When a person rapidly climbs up a hill, he feels his heart beating faster. Similarly, for a supersonic liner not to have a “heart attack,” not to burn within several seconds due to intense heating, and not to disintegrate owing to “fibrillations” when climbing in the atmosphere, it is necessary to determine the range of existence of a stable periodic and continuous spin TDW, which is the heart of the engine. This range was found by varying the difference between the pressure in the combustor and the ambient pressure, which determined the region of standard safe conditions. It was interesting that a stable continuous spin detonation process in the combustor with channel expansion could occur even if the pressure in the combustor was lower than the ambient pressure. The quality of mixing was found to produce a significant effect on the stability of the TDW velocity and its structure (except for the moments when the number of TDWs was changed) in a wide range of the ratios of the components and the differences in pressure between the combustor and the ambient medium [3—5].
Changes in the ratio of concentrations of the components of the combustible mixture, configurations of fuel injectors, and pressures inside and outside the combustor lead to changes in the TDW velocity, formation of complicated mode of superposition of 1-2-3 and more undulatory structures, as well as to their decay, and to the amplification and change in the spin rotation frequency.
The knowledge obtained is quite indispensable, first of all, for the developing of new types of engines for various flying vehicles.

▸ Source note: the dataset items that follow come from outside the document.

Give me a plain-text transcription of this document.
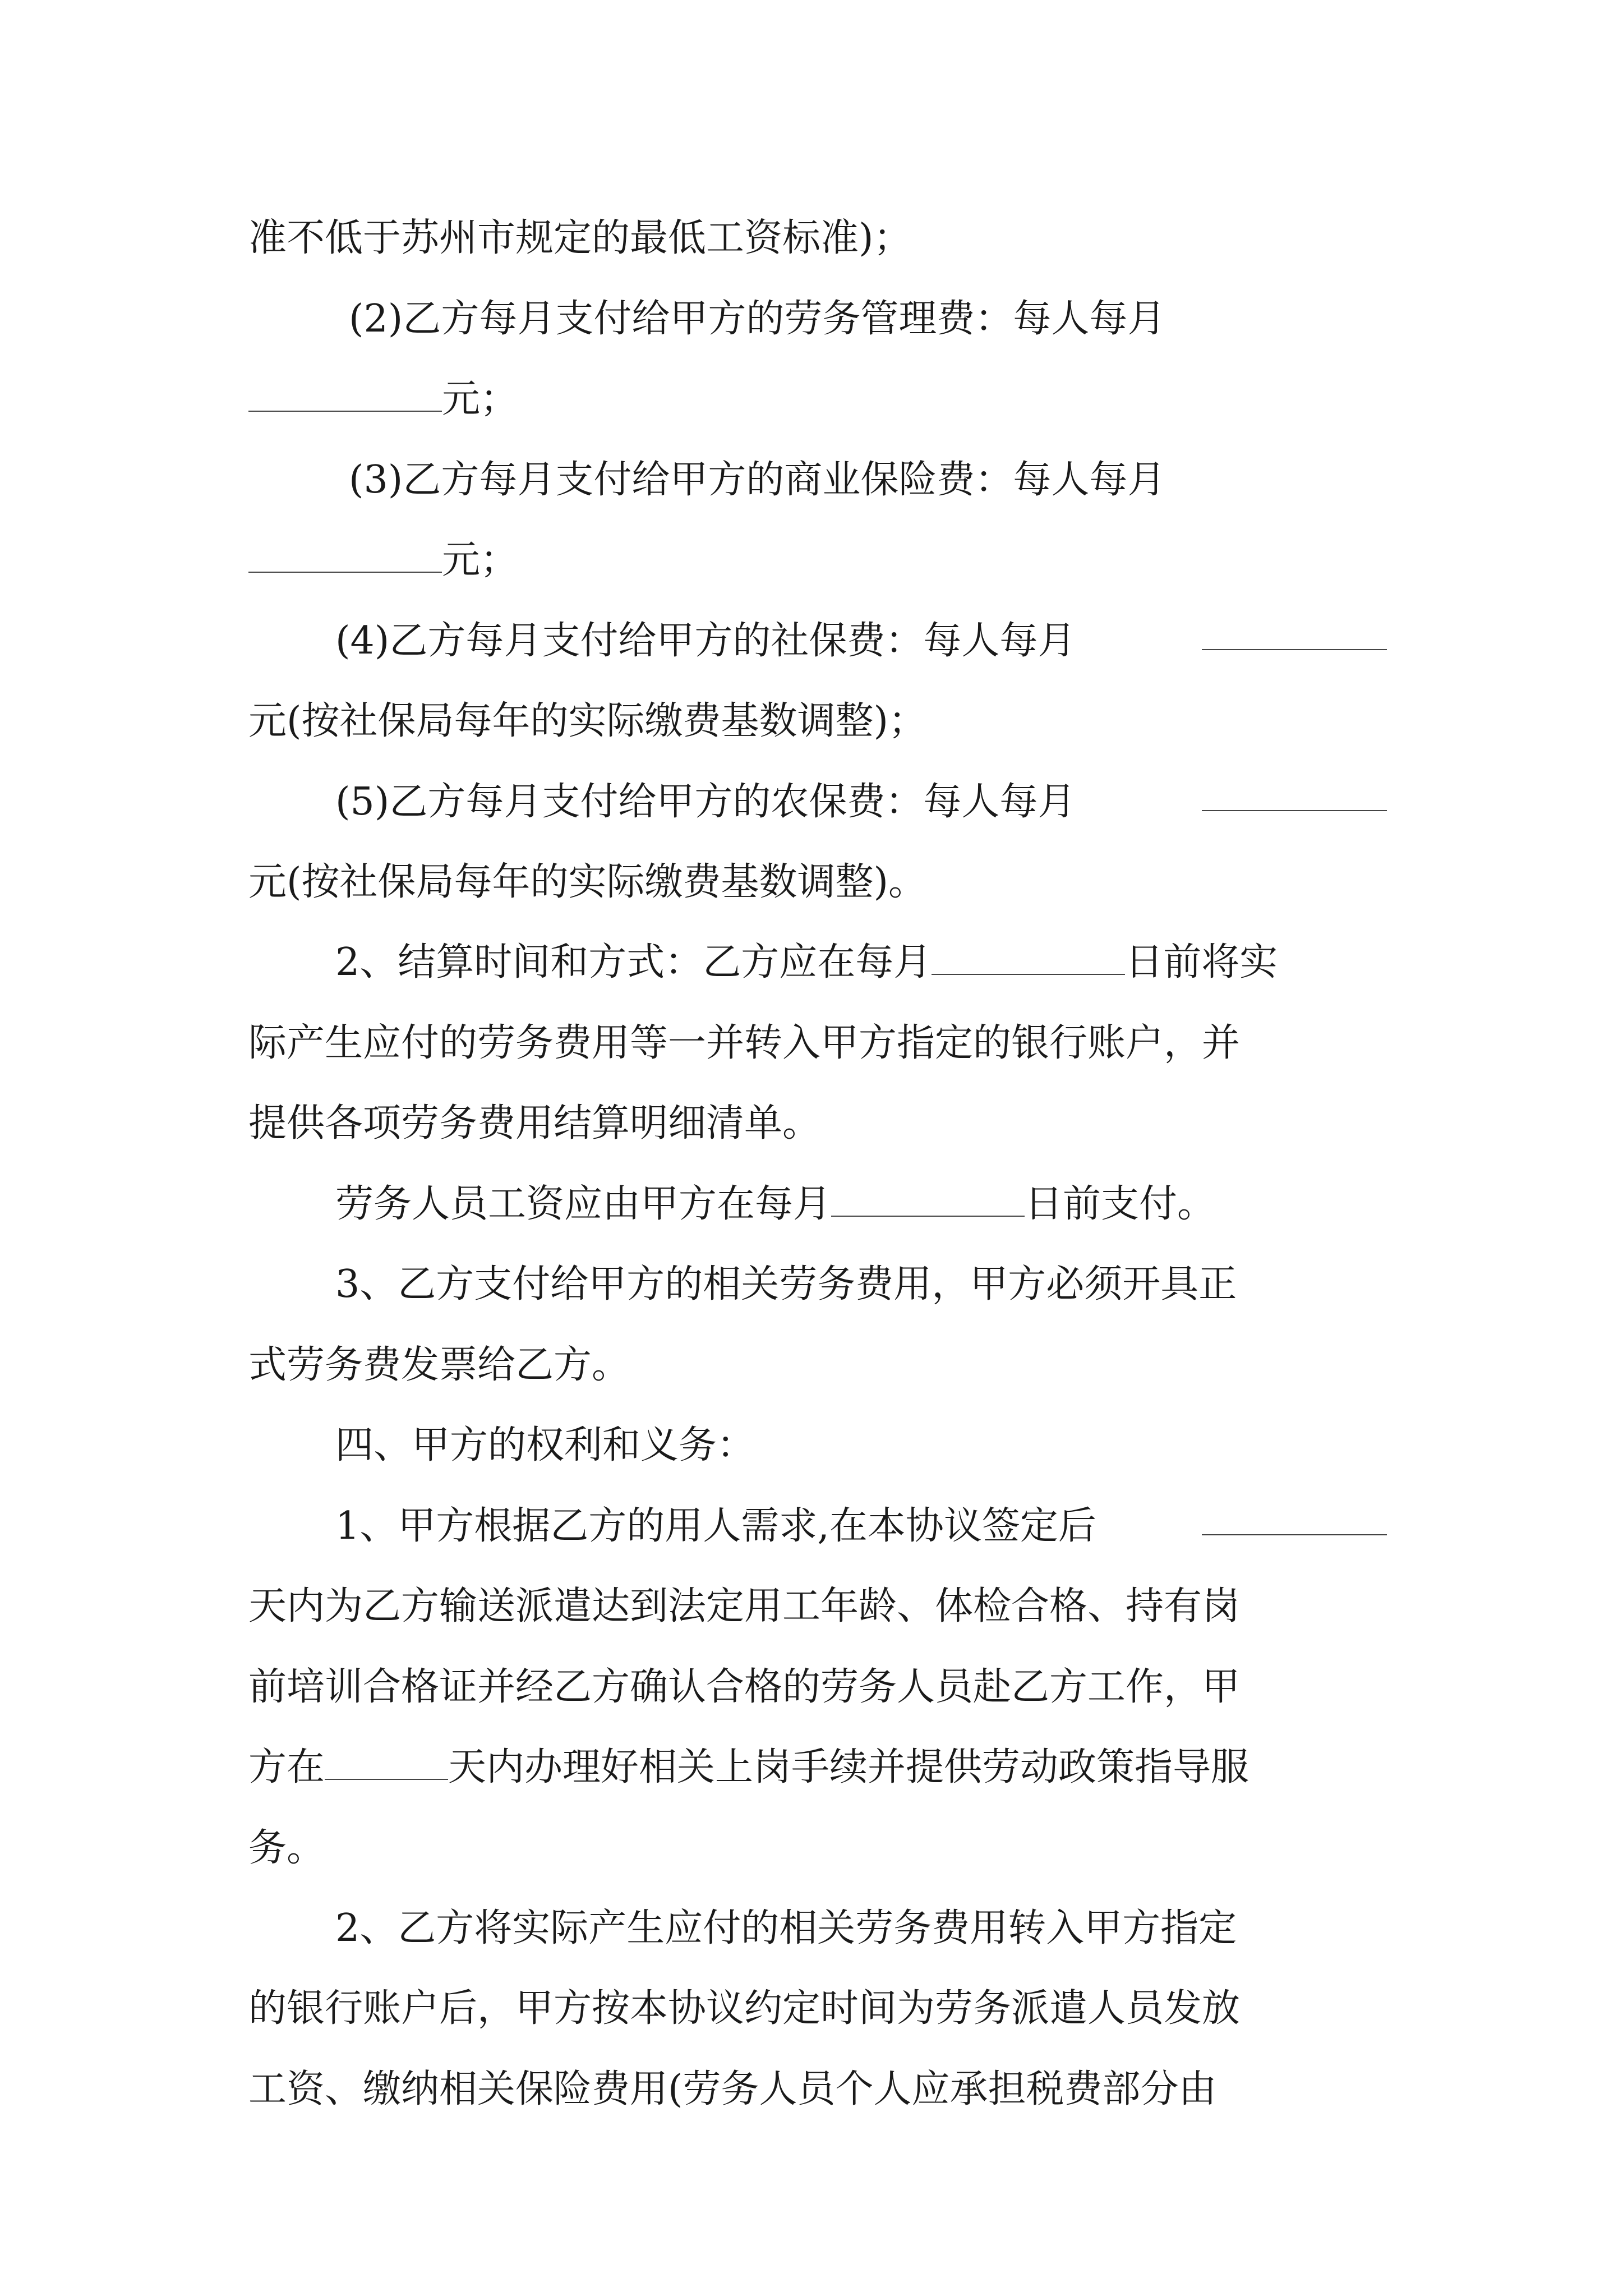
准不低于苏州市规定的最低工资标准)；
(2)乙方每月支付给甲方的劳务管理费：每人每月
元；
(3)乙方每月支付给甲方的商业保险费：每人每月
元；
(4)乙方每月支付给甲方的社保费：每人每月
元(按社保局每年的实际缴费基数调整)；
(5)乙方每月支付给甲方的农保费：每人每月
元(按社保局每年的实际缴费基数调整)。
2、结算时间和方式：乙方应在每月	日前将实
际产生应付的劳务费用等一并转入甲方指定的银行账户，并
提供各项劳务费用结算明细清单。
劳务人员工资应由甲方在每月	日前支付。
3、乙方支付给甲方的相关劳务费用，甲方必须开具正
式劳务费发票给乙方。
四、甲方的权利和义务：
1、甲方根据乙方的用人需求,在本协议签定后
天内为乙方输送派遣达到法定用工年龄、体检合格、持有岗
前培训合格证并经乙方确认合格的劳务人员赴乙方工作，甲
方在	天内办理好相关上岗手续并提供劳动政策指导服
务。
2、乙方将实际产生应付的相关劳务费用转入甲方指定
的银行账户后，甲方按本协议约定时间为劳务派遣人员发放
工资、缴纳相关保险费用(劳务人员个人应承担税费部分由
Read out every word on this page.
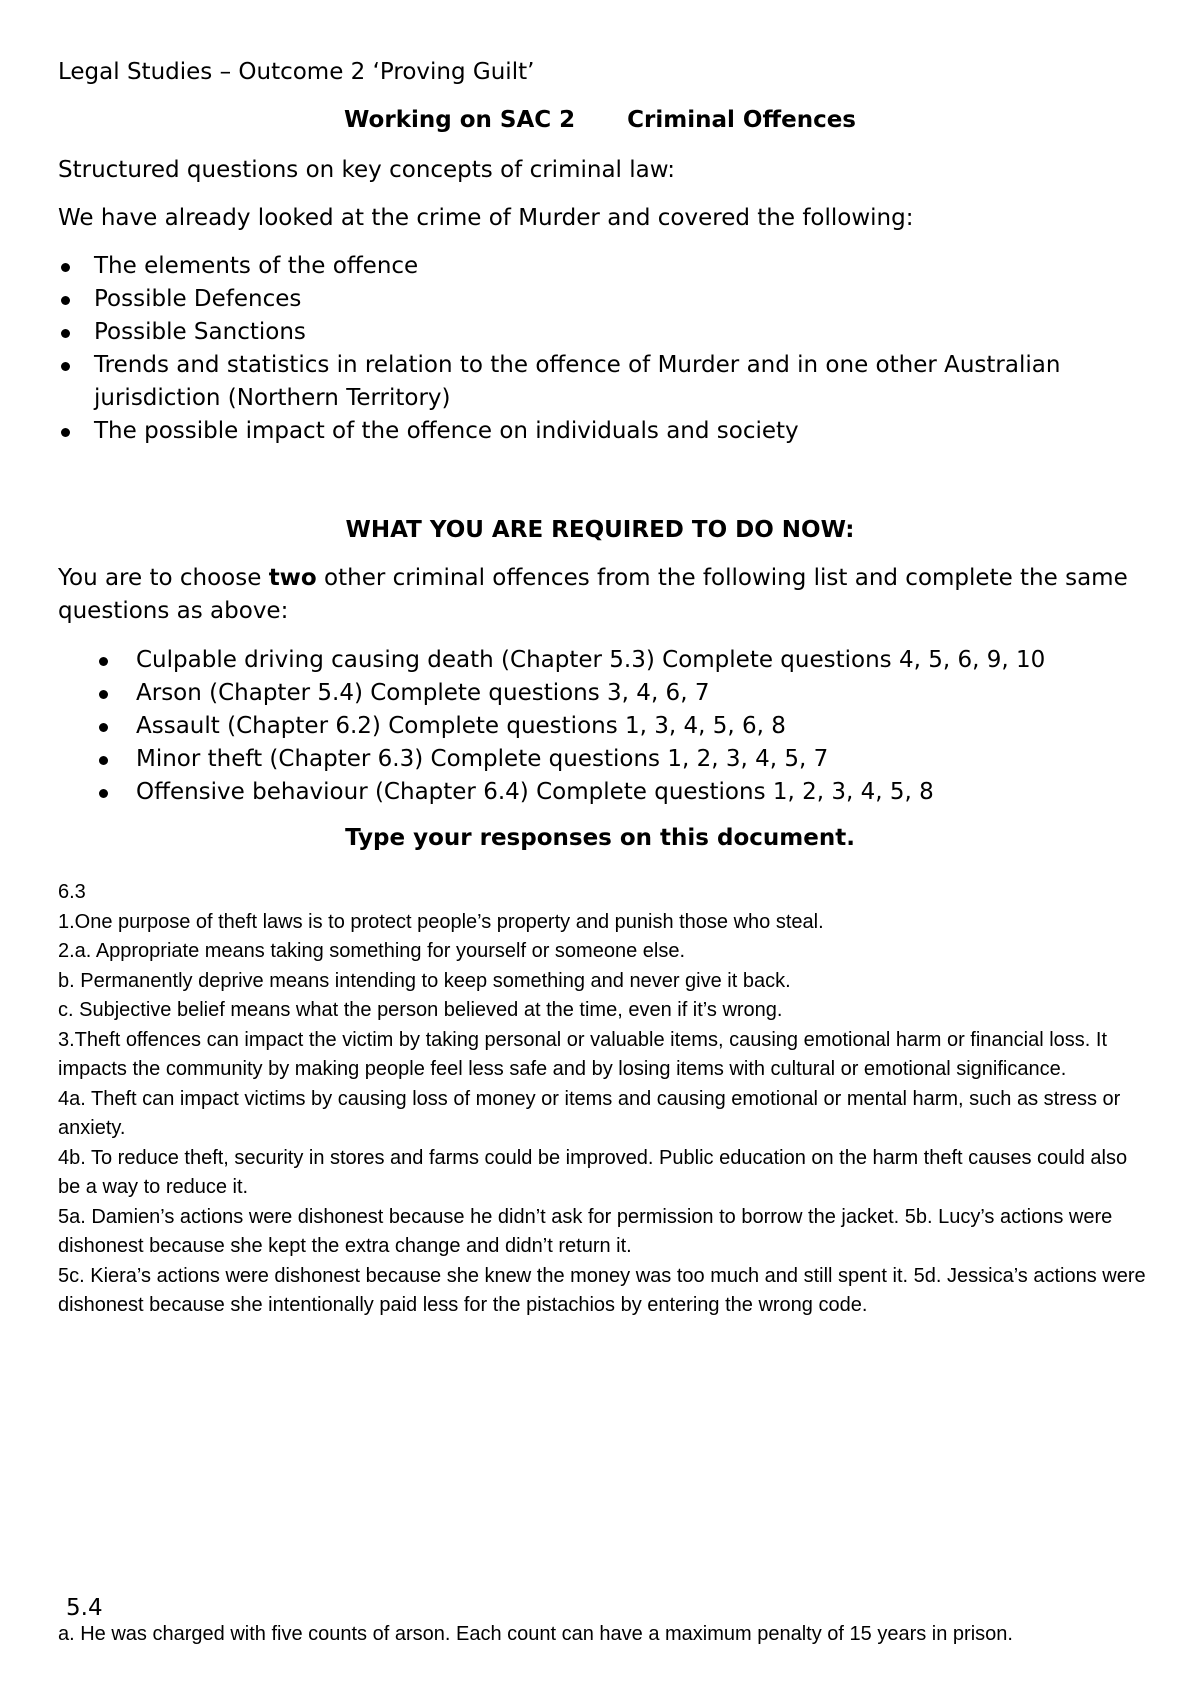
Legal Studies – Outcome 2 ‘Proving Guilt’
Working on SAC 2 Criminal Offences
Structured questions on key concepts of criminal law:
We have already looked at the crime of Murder and covered the following:
The elements of the offence
Possible Defences
Possible Sanctions
Trends and statistics in relation to the offence of Murder and in one other Australian jurisdiction (Northern Territory)
The possible impact of the offence on individuals and society
WHAT YOU ARE REQUIRED TO DO NOW:
You are to choose two other criminal offences from the following list and complete the same questions as above:
Culpable driving causing death (Chapter 5.3) Complete questions 4, 5, 6, 9, 10
Arson (Chapter 5.4) Complete questions 3, 4, 6, 7
Assault (Chapter 6.2) Complete questions 1, 3, 4, 5, 6, 8
Minor theft (Chapter 6.3) Complete questions 1, 2, 3, 4, 5, 7
Offensive behaviour (Chapter 6.4) Complete questions 1, 2, 3, 4, 5, 8
Type your responses on this document.

6.3

1.One purpose of theft laws is to protect people’s property and punish those who steal.

2.a. Appropriate means taking something for yourself or someone else.

b. Permanently deprive means intending to keep something and never give it back.

c. Subjective belief means what the person believed at the time, even if it’s wrong.

3.Theft offences can impact the victim by taking personal or valuable items, causing emotional harm or financial loss. It impacts the community by making people feel less safe and by losing items with cultural or emotional significance.

4a. Theft can impact victims by causing loss of money or items and causing emotional or mental harm, such as stress or anxiety.

4b. To reduce theft, security in stores and farms could be improved. Public education on the harm theft causes could also be a way to reduce it.

5a. Damien’s actions were dishonest because he didn’t ask for permission to borrow the jacket. 5b. Lucy’s actions were dishonest because she kept the extra change and didn’t return it.

5c. Kiera’s actions were dishonest because she knew the money was too much and still spent it. 5d. Jessica’s actions were dishonest because she intentionally paid less for the pistachios by entering the wrong code.

5.4
a. He was charged with five counts of arson. Each count can have a maximum penalty of 15 years in prison.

Epilogue, optimistic but always sad
If an architect constructed a house based on the principle “live in what you have drawn,” the house would collapse sooner or later, though theoretically it could stay forever. Many people do not know that theoretical calculations are followed by creating a mockup from different materials, which is then placed with its basement in various soils and subjected to various intense tests in order to postpone its collapse for the longest possible time. Airplanes and space vehicles experience much more intense and versatile loads which are incommensurable even with natural disasters.
The incommensurable cost of these two projects, which have to be safely protected from external and internal “disasters” and which could be possibly compared only in scales (“Earth house” and “space rocket”), reflects their incommensurable complexity. The first project can be financed by a moderate-size group of individuals who do not even have to be millionaires, while the second project can only be financed at the governmental level. Large investments in such projects taking place in competing foreign states means that Russia needs to make investment of comparable scale in due time.
1. B. V. Voitsekhovskii. Steady detonation // Dokl. Akad. Nauk SSSR. — 1959. — Vol. 129. — No. 6. — Pp. 1254—1256.
2. Ya. B. Zel’dovich. On the use of detonation combustion in power engineering // ZhTF. — 1940. — Vol. 10. — No. 17. — Pp. 1453—1461.
3. F. A. Bykovskii, B. V. Voitsekhovskii, V. V. Mitrofanov.Method of fuel combustion, Patent No. 2003923, Claim No. 4857837/06 dated 06.08.1990 // Bul Izobr., 1993. — Nos. 43—44.
4. F. A. Bykovskii. High-speed waiting photorecorder // Zh. Nauch. Prikl. Photogr. Kinematogr. — 1981. — No. 2. — Pp. 85—89.
5. F. A. Bykovskii, S. A. Zhdan, E. F. Vedernikov. Spin detonation of a fuel-air mixture in a cylindrical combustor // Dokl. Ross. Akad. Nauk. — 2005. — Vol. 400. — No. 3 — Pp. 338—340.